On qoq basis, earnings fell 34% while EBITDA eased to RM288m (-20% qoq). This was due to combination of marginal decline in revenue and higher input costs from alumina which saw EBITDA and PBT margins coming under pressure.
Management guided on its strategy to streamline into value added products by raising output to 60% of revenue in 2019 (2017: 30%). This may provide better revenue insulation. However, we note that there is uncertainty on the global aluminium outlook, in addition to weakening US$ which may weigh on earnings. We cut our 2019/20F earnings by 41%/43% (Table 2) as we factor in lower aluminium price assumption.
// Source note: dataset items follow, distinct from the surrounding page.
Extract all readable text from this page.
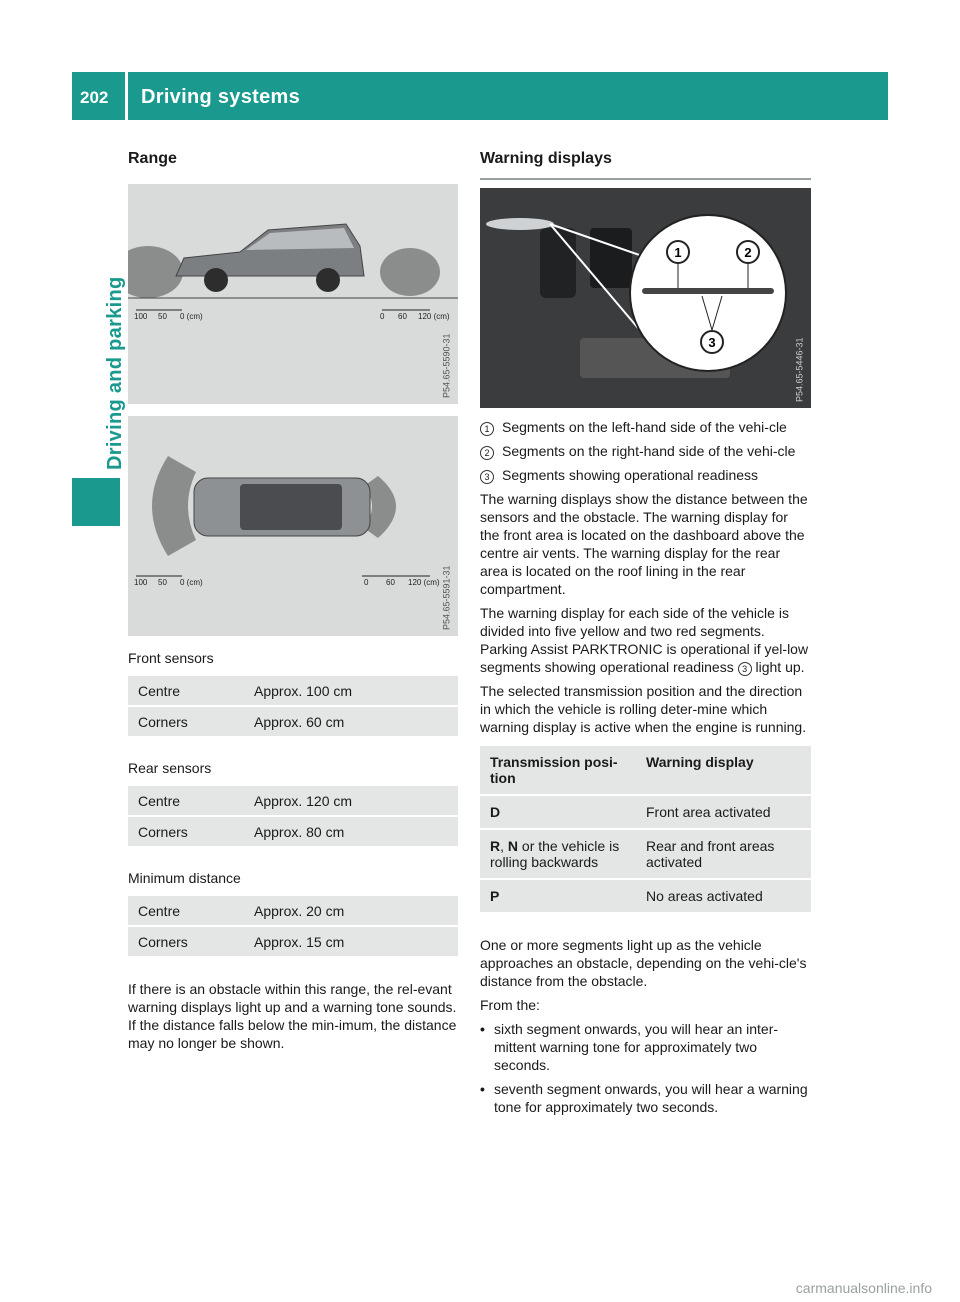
202 Driving systems
Driving and parking
Range
100 50 0 (cm)	0 60 120 (cm)
P54.65-5590-31
100 50 0 (cm)	0 60 120 (cm) P54.65-5591-31

Front sensors

Centre	Approx. 100 cm
Corners	Approx. 60 cm

Rear sensors

Centre	Approx. 120 cm
Corners	Approx. 80 cm

Minimum distance

Centre	Approx. 20 cm
Corners	Approx. 15 cm

If there is an obstacle within this range, the rel-evant warning displays light up and a warning tone sounds. If the distance falls below the min-imum, the distance may no longer be shown.

Warning displays
1	2
3	P54.65-5446-31
1 Segments on the left-hand side of the vehi-cle
2 Segments on the right-hand side of the vehi-cle
3 Segments showing operational readiness

The warning displays show the distance between the sensors and the obstacle. The warning display for the front area is located on the dashboard above the centre air vents. The warning display for the rear area is located on the roof lining in the rear compartment.

The warning display for each side of the vehicle is divided into five yellow and two red segments. Parking Assist PARKTRONIC is operational if yel-low segments showing operational readiness 3 light up.

The selected transmission position and the direction in which the vehicle is rolling deter-mine which warning display is active when the engine is running.

Transmission posi-tion	Warning display
D	Front area activated
R, N or the vehicle is rolling backwards	Rear and front areas activated
P	No areas activated

One or more segments light up as the vehicle approaches an obstacle, depending on the vehi-cle's distance from the obstacle.

From the:

• sixth segment onwards, you will hear an inter-mittent warning tone for approximately two seconds.
• seventh segment onwards, you will hear a warning tone for approximately two seconds.
carmanualsonline.info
We believe the average price of aluminium is expected to hover around US$1,800 per tonne, lower than our initial ASP forecast of US$2,100 per tonne.
A first interim DPS of 1.25sen was declared. This is lower than 1Q18 DPS at 1.5sen. We estimate a total of 7.6sen DPS (at 50% payout ratio) for 2019 which implies a dividend yield of 1.6%.
We downgrade the stock to Hold (from Buy) with a new TP of RM4.20 (from (RM5.69). This is derived using the GGM formula which implies a fair P/B multiple of 3.7x and sustainable ROE of 23%.